“Cemitério é de responsabilidade da Prefeitura”, afirma empresário

Um dos donos da Serra Dourada Empreendimentos teria dito em áudio e proibido seus funcionários de falar

Da Redação

A situação do desabamento do muro do Cemitério da Paz, no Centro de Divinópolis, ganhou um novo capítulo. Em áudio que circula nas redes sociais desde o dia 8 de fevereiro, e que seria de Luiz Cláudio Martins (Bezerro) – um dos donos do terreno que faz divisa com o cemitério –, ele trata o caso com desdém e proíbe funcionários de darem qualquer tipo de declaração sobre o desabamento do muro do Cemitério da Paz. Na gravação, Bezerro teria dito ainda que o “cemitério é da Prefeitura, agora ela se vira (sic).
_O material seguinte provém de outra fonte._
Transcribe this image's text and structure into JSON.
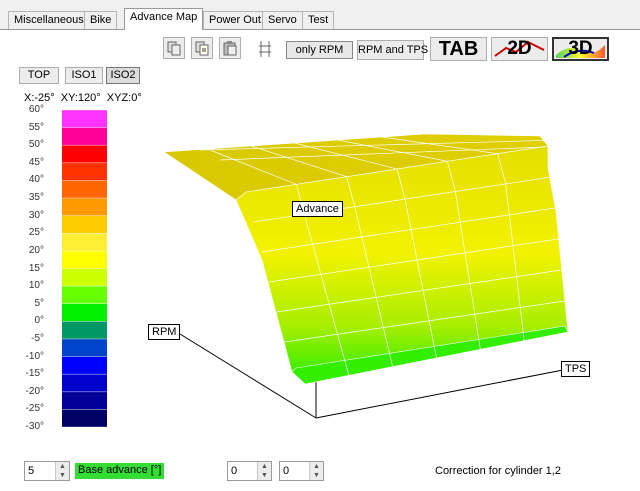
{
  "tabs": [
    {
      "label": "Miscellaneous",
      "active": false
    },
    {
      "label": "Bike",
      "active": false
    },
    {
      "label": "Advance Map",
      "active": true
    },
    {
      "label": "Power Out",
      "active": false
    },
    {
      "label": "Servo",
      "active": false
    },
    {
      "label": "Test",
      "active": false
    }
  ],
  "toolbar": {
    "icons": [
      "copy-icon",
      "copy-to-icon",
      "paste-icon",
      "align-icon"
    ],
    "only_rpm": "only RPM",
    "rpm_and_tps": "RPM and TPS",
    "tab": "TAB",
    "two_d": "2D",
    "three_d": "3D"
  },
  "views": {
    "top": "TOP",
    "iso1": "ISO1",
    "iso2": "ISO2",
    "selected": "ISO2"
  },
  "angles": "X:-25°  XY:120°  XYZ:0°",
  "legend": {
    "ticks": [
      "60°",
      "55°",
      "50°",
      "45°",
      "40°",
      "35°",
      "30°",
      "25°",
      "20°",
      "15°",
      "10°",
      "5°",
      "0°",
      "-5°",
      "-10°",
      "-15°",
      "-20°",
      "-25°",
      "-30°"
    ],
    "colors": [
      "#ff33ff",
      "#ff0099",
      "#ff0000",
      "#ff3300",
      "#ff6600",
      "#ff9900",
      "#ffcc00",
      "#ffee33",
      "#ffff00",
      "#ccff00",
      "#66ff00",
      "#00ee00",
      "#009966",
      "#0044cc",
      "#0000ff",
      "#0000cc",
      "#000099",
      "#000066"
    ]
  },
  "plot": {
    "axis_labels": {
      "advance": "Advance",
      "rpm": "RPM",
      "tps": "TPS"
    },
    "surface_colors": {
      "top": "#d4c400",
      "mid": "#f0f000",
      "low": "#44ee00"
    }
  },
  "bottom": {
    "step_value": "5",
    "base_advance_label": "Base advance [°]",
    "base_advance_bg": "#33dd33",
    "value1": "0",
    "value2": "0",
    "correction": "Correction for cylinder 1,2"
  }
}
Entendeu?”.

Ao que tudo indica, o terreno da rua Goiás, 1480, com área total de 2.766 metros quadrados, em nome de Marisa da Consolação Martins – que tinha como coobrigados Jaime Martins Filho, Luiz Cláudio Martins, Geraldo Magela Martins e Maurílio Eugênio Martins – seria transformado em um prédio comercial, mas a obra trouxe enorme transtorno, pois na noite de 31 de janeiro o muro de cemitério desabou, trazendo abaixo 28 jazigos e, com isso, cerca de 80 corpos “vieram abaixo”.
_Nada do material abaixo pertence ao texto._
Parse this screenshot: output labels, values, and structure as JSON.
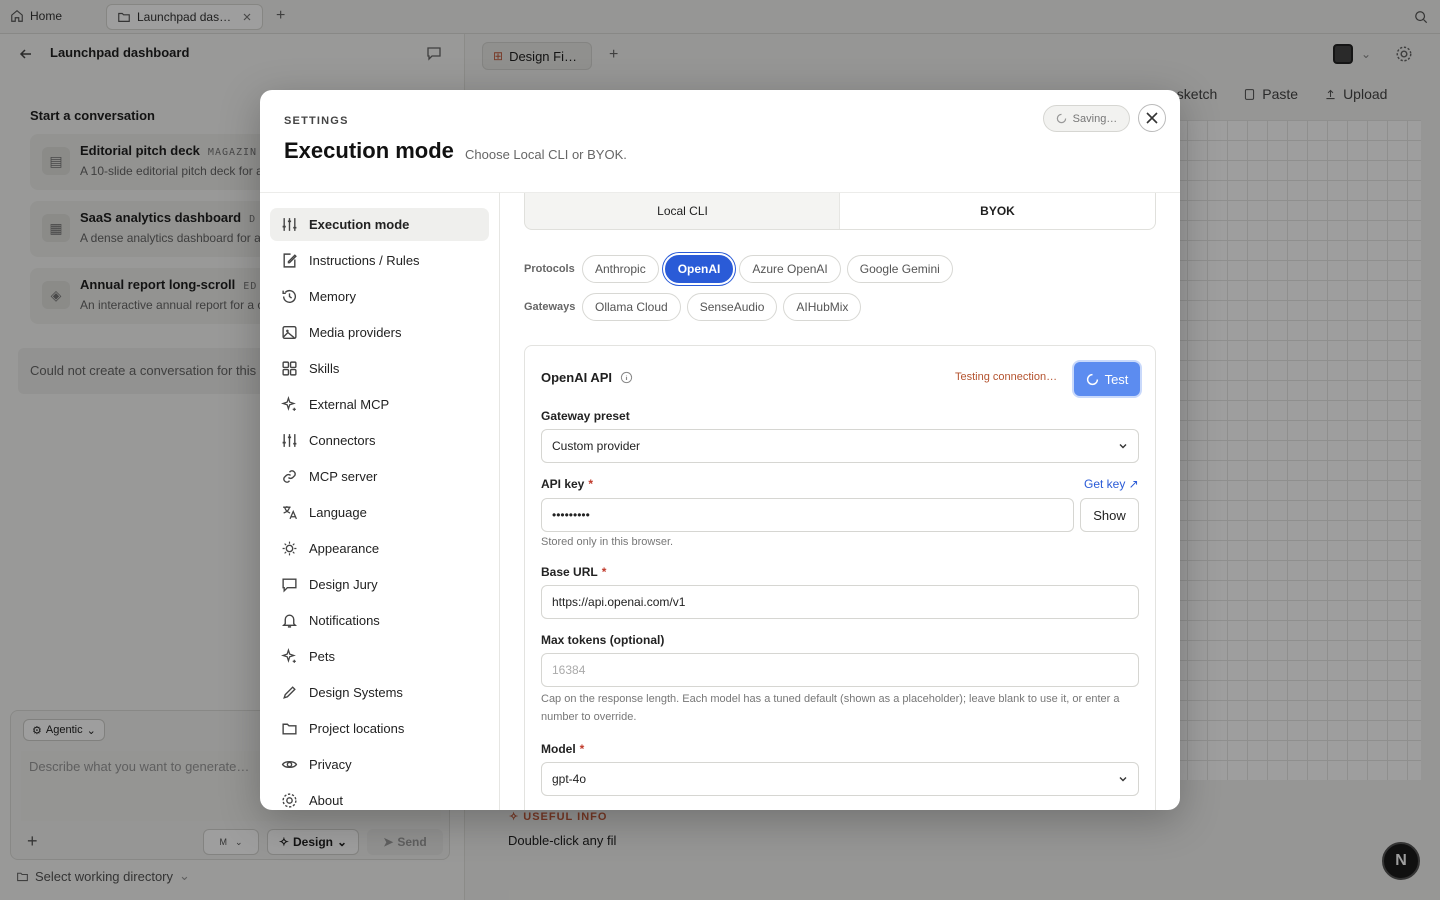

No áudio atribuído a Bezerro, ele ainda diz: “eu não quero que ninguém da empresa, da empresa nossa aí, nem você, nem ninguém [inaudível], cemitério é da Prefeitura, agora ela  se vira (sic). Entendeu? Agora pode, além do risco né? Espera as reuniões de hoje, para ver o que vai ser tomado de providências. Não quero que passa nem na porta [do cemitério], não dê depoimento, não fale com ninguém”.

Transtornos

Até o momento, só se sabe que a Serra Dourada Empreendimentos – que pertence a Maurílio Eugênio Martins e tem como sócias outras empresas, como a Tangran Empreendimentos e Participações LTDA, a Geraes Empreendimentos, Investimentos e Participações LTDA e Diogo Andrade Vieira – contratou a Gerais Arquitetura e Engenharia LTDA para iniciar a construção do prédio comercial em 2018. Em março de 2019, a obra trouxe o primeiro transtorno, quando parte da avenida Paraná cedeu e abalou a estrutura do cemitério.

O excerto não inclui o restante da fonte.